During the Covid pandemic, academic virologists instantly rallied for help from the UK. Options were evaluated, solutions modeled and tested. When anti-vaxxers and others attempted to shut down accepted science, debate ensued, consensus was formed, and policy guidance was clear and evidence-based. Only time will tell how right that was.

The latest dispute between Rishi Sunak and Liz Truss centers on whether it is better to face the cost of living crisis with caution and help for the most needy, or by cutting taxes and “aiming for growth”. “. Both can’t be right. Truss says his “£30billion headroom” makes his plan to cut taxes plausible. This seems reckless, especially given the Times calculation that the figure must be closer to £80billion. But there is no proof offered. His argument is supported by rhetoric and cliché.

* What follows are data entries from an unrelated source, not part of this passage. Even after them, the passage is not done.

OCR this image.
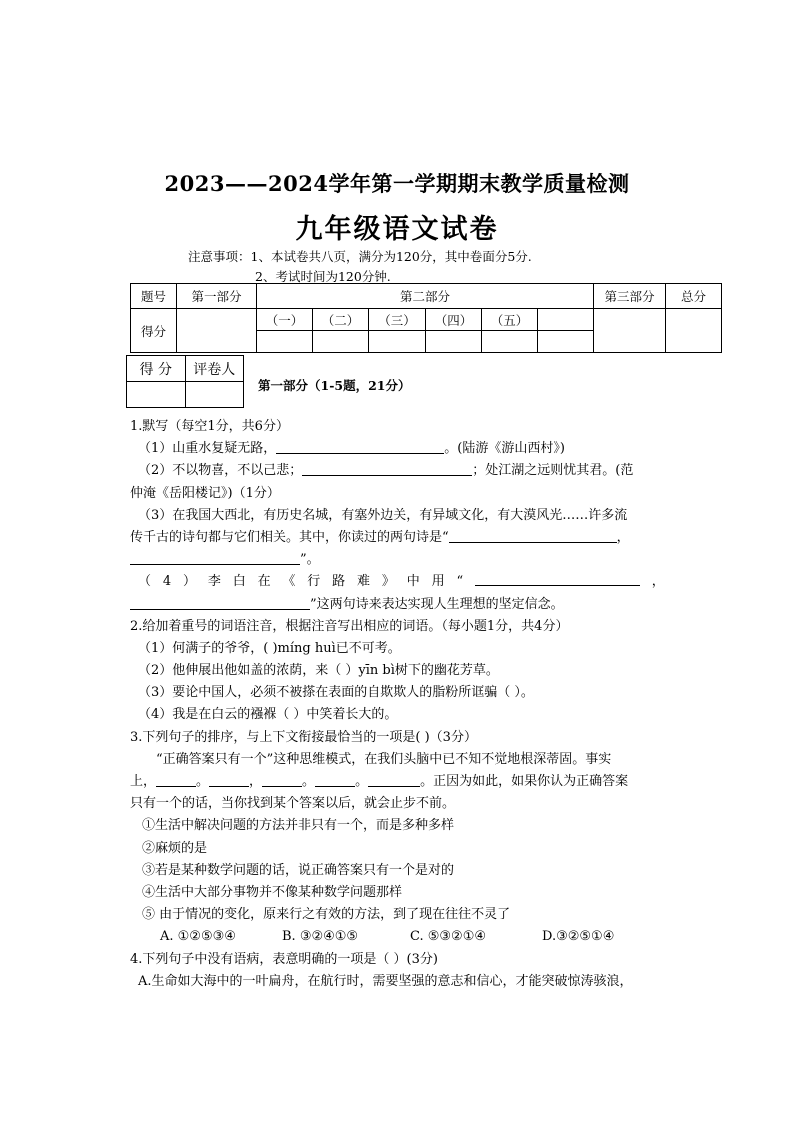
2023——2024学年第一学期期末教学质量检测
九年级语文试卷
注意事项：1、本试卷共八页，满分为120分，其中卷面分5分.
2、考试时间为120分钟.
题号	第一部分	第二部分						第三部分	总分
得分		（一）	（二）	（三）	（四）	（五）			

得 分	评卷人

第一部分（1-5题，21分）
1.默写（每空1分，共6分）
（1）山重水复疑无路，	。(陆游《游山西村》)
（2）不以物喜，不以己悲；	；处江湖之远则忧其君。(范
仲淹《岳阳楼记》)（1分）
（3）在我国大西北，有历史名城，有塞外边关，有异域文化，有大漠风光……许多流
传千古的诗句都与它们相关。其中，你读过的两句诗是“	，
”。
（ 4 ） 李 白 在 《 行 路 难 》 中 用 “	，
”这两句诗来表达实现人生理想的坚定信念。
2.给加着重号的词语注音，根据注音写出相应的词语。（每小题1分，共4分）
（1）何满子的爷爷，( )míng huì已不可考。
（2）他伸展出他如盖的浓荫，来（ ）yīn bì树下的幽花芳草。
（3）要论中国人，必须不被搽在表面的自欺欺人的脂粉所诓骗（ ）。
（4）我是在白云的襁褓（ ）中笑着长大的。
3.下列句子的排序，与上下文衔接最恰当的一项是( )（3分）
“正确答案只有一个”这种思维模式，在我们头脑中已不知不觉地根深蒂固。事实
上，	。	，	。	。	。正因为如此，如果你认为正确答案
只有一个的话，当你找到某个答案以后，就会止步不前。
①生活中解决问题的方法并非只有一个，而是多种多样
②麻烦的是
③若是某种数学问题的话，说正确答案只有一个是对的
④生活中大部分事物并不像某种数学问题那样
⑤ 由于情况的变化，原来行之有效的方法，到了现在往往不灵了
A. ①②⑤③④	B. ③②④①⑤	C. ⑤③②①④	D.③②⑤①④
4.下列句子中没有语病，表意明确的一项是（ ）(3分)
A.生命如大海中的一叶扁舟，在航行时，需要坚强的意志和信心，才能突破惊涛骇浪，
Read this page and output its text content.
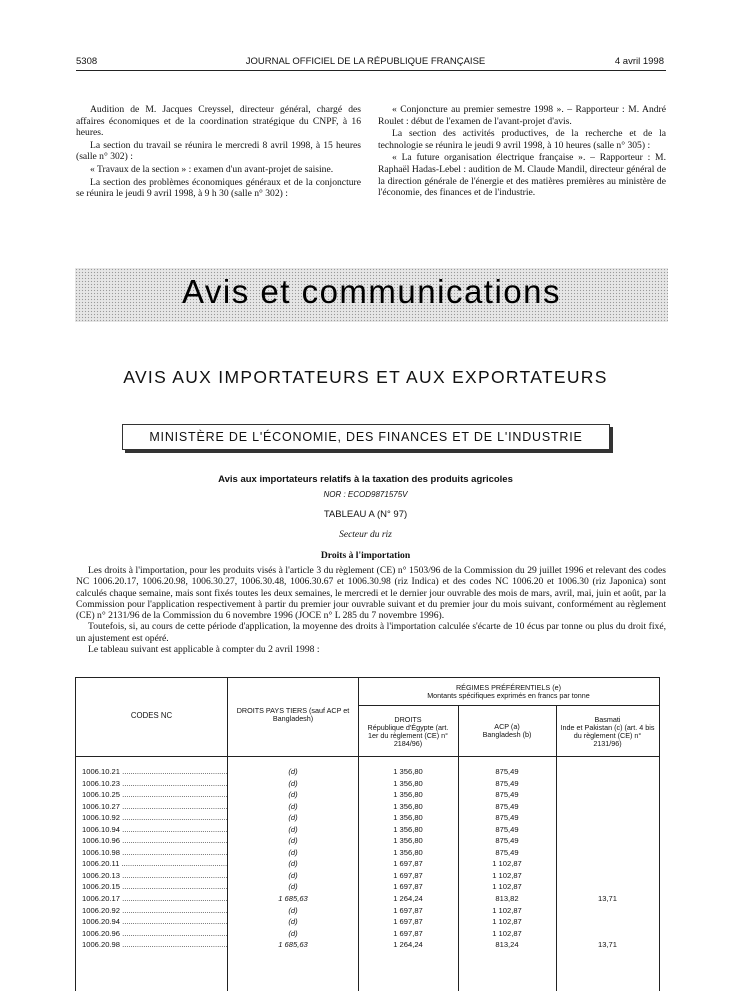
5308	JOURNAL OFFICIEL DE LA RÉPUBLIQUE FRANÇAISE	4 avril 1998

Audition de M. Jacques Creyssel, directeur général, chargé des affaires économiques et de la coordination stratégique du CNPF, à 16 heures.

La section du travail se réunira le mercredi 8 avril 1998, à 15 heures (salle n° 302) :

« Travaux de la section » : examen d'un avant-projet de saisine.

La section des problèmes économiques généraux et de la conjoncture se réunira le jeudi 9 avril 1998, à 9 h 30 (salle n° 302) :

« Conjoncture au premier semestre 1998 ». – Rapporteur : M. André Roulet : début de l'examen de l'avant-projet d'avis.

La section des activités productives, de la recherche et de la technologie se réunira le jeudi 9 avril 1998, à 10 heures (salle n° 305) :

« La future organisation électrique française ». – Rapporteur : M. Raphaël Hadas-Lebel : audition de M. Claude Mandil, directeur général de la direction générale de l'énergie et des matières premières au ministère de l'économie, des finances et de l'industrie.

Avis et communications
AVIS AUX IMPORTATEURS ET AUX EXPORTATEURS
MINISTÈRE DE L'ÉCONOMIE, DES FINANCES ET DE L'INDUSTRIE
Avis aux importateurs relatifs à la taxation des produits agricoles
NOR : ECOD9871575V
TABLEAU A (N° 97)
Secteur du riz
Droits à l'importation

Les droits à l'importation, pour les produits visés à l'article 3 du règlement (CE) n° 1503/96 de la Commission du 29 juillet 1996 et relevant des codes NC 1006.20.17, 1006.20.98, 1006.30.27, 1006.30.48, 1006.30.67 et 1006.30.98 (riz Indica) et des codes NC 1006.20 et 1006.30 (riz Japonica) sont calculés chaque semaine, mais sont fixés toutes les deux semaines, le mercredi et le dernier jour ouvrable des mois de mars, avril, mai, juin et août, par la Commission pour l'application respectivement à partir du premier jour ouvrable suivant et du premier jour du mois suivant, conformément au règlement (CE) n° 2131/96 de la Commission du 6 novembre 1996 (JOCE n° L 285 du 7 novembre 1996).

Toutefois, si, au cours de cette période d'application, la moyenne des droits à l'importation calculée s'écarte de 10 écus par tonne ou plus du droit fixé, un ajustement est opéré.

Le tableau suivant est applicable à compter du 2 avril 1998 :

CODES NC
DROITS PAYS TIERS (sauf ACP et Bangladesh)
RÉGIMES PRÉFÉRENTIELS (e)
Montants spécifiques exprimés en francs par tonne
DROITS
République d'Égypte (art. 1er du règlement (CE) n° 2184/96)
ACP (a)
Bangladesh (b)
Basmati
Inde et Pakistan (c) (art. 4 bis du règlement (CE) n° 2131/96)
1006.10.21 .....	(d)	1 356,80	875,49
1006.10.23 .....	(d)	1 356,80	875,49
1006.10.25 .....	(d)	1 356,80	875,49
1006.10.27 .....	(d)	1 356,80	875,49
1006.10.92 .....	(d)	1 356,80	875,49
1006.10.94 .....	(d)	1 356,80	875,49
1006.10.96 .....	(d)	1 356,80	875,49
1006.10.98 .....	(d)	1 356,80	875,49
1006.20.11 .....	(d)	1 697,87	1 102,87
1006.20.13 .....	(d)	1 697,87	1 102,87
1006.20.15 .....	(d)	1 697,87	1 102,87
1006.20.17 .....	1 685,63	1 264,24	813,82	13,71
1006.20.92 .....	(d)	1 697,87	1 102,87
1006.20.94 .....	(d)	1 697,87	1 102,87
1006.20.96 .....	(d)	1 697,87	1 102,87
1006.20.98 .....	1 685,63	1 264,24	813,24	13,71
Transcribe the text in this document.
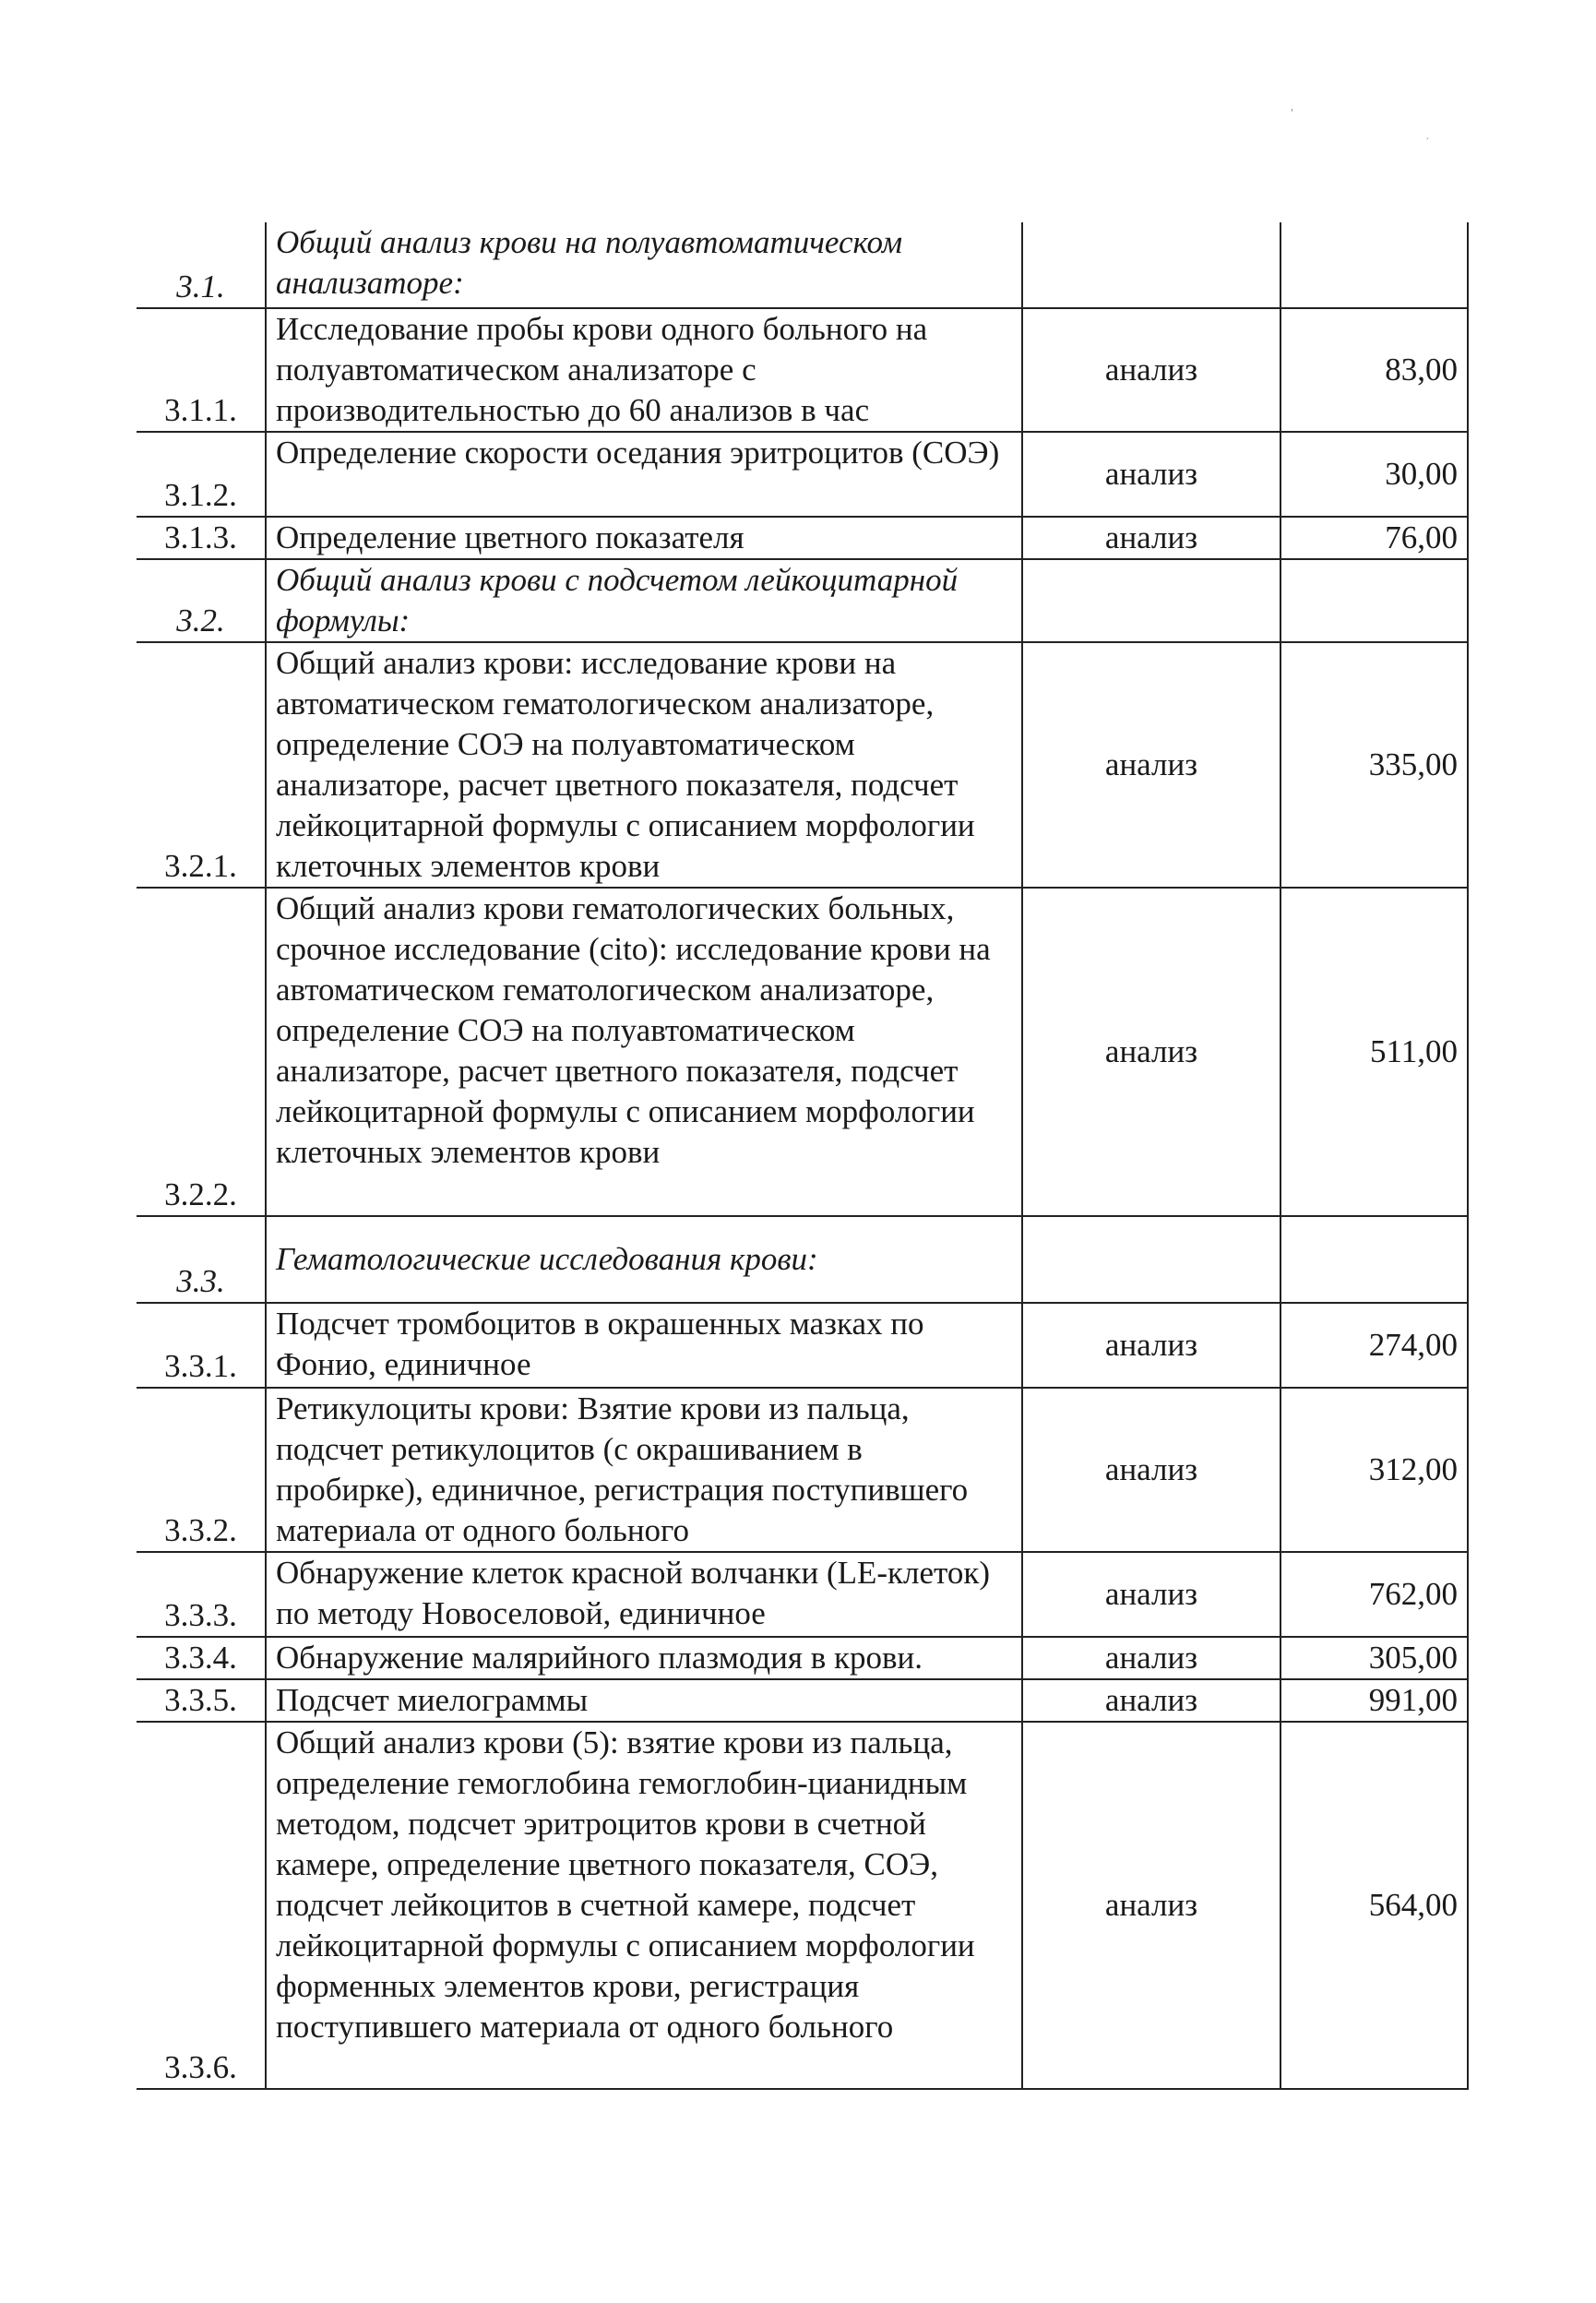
ʼ
·
3.1.	Общий анализ крови на полуавтоматическом анализаторе:		
3.1.1.	Исследование пробы крови одного больного на полуавтоматическом анализаторе с производительностью до 60 анализов в час	анализ	83,00
3.1.2.	Определение скорости оседания эритроцитов (СОЭ)	анализ	30,00
3.1.3.	Определение цветного показателя	анализ	76,00
3.2.	Общий анализ крови с подсчетом лейкоцитарной формулы:		
3.2.1.	Общий анализ крови: исследование крови на автоматическом гематологическом анализаторе, определение СОЭ на полуавтоматическом анализаторе, расчет цветного показателя, подсчет лейкоцитарной формулы с описанием морфологии клеточных элементов крови	анализ	335,00
3.2.2.	Общий анализ крови гематологических больных, срочное исследование (cito): исследование крови на автоматическом гематологическом анализаторе, определение СОЭ на полуавтоматическом анализаторе, расчет цветного показателя, подсчет лейкоцитарной формулы с описанием морфологии клеточных элементов крови	анализ	511,00
3.3.	Гематологические исследования крови:		
3.3.1.	Подсчет тромбоцитов в окрашенных мазках по Фонио, единичное	анализ	274,00
3.3.2.	Ретикулоциты крови: Взятие крови из пальца, подсчет ретикулоцитов (с окрашиванием в пробирке), единичное, регистрация поступившего материала от одного больного	анализ	312,00
3.3.3.	Обнаружение клеток красной волчанки (LE-клеток) по методу Новоселовой, единичное	анализ	762,00
3.3.4.	Обнаружение малярийного плазмодия в крови.	анализ	305,00
3.3.5.	Подсчет миелограммы	анализ	991,00
3.3.6.	Общий анализ крови (5): взятие крови из пальца, определение гемоглобина гемоглобин-цианидным методом, подсчет эритроцитов крови в счетной камере, определение цветного показателя, СОЭ, подсчет лейкоцитов в счетной камере, подсчет лейкоцитарной формулы с описанием морфологии форменных элементов крови, регистрация поступившего материала от одного больного	анализ	564,00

YouGov may suggest that 64% of the public are for Sunak’s docs and caution solution and only 17% for Truss, but how can they be informed? A subject essential to all walks of life is now barely taught in schools. The economics I studied in college became a slave to math and became irrelevant. Boris Johnson appears flanked at press conferences without the presence of government economists or expert committees. Neither Truss nor Sunak can argue for social “science”. As in 2008, economics is an absent profession without leave.

Britain’s prime ministership is decided not on a show of policies and ideologies, but by two politicians from the same party in a bitterly disagreeing primary election. Their argument has them flying free, rubbing against each other without their audience being able to understand a word they say. Where is the Queen when we need her?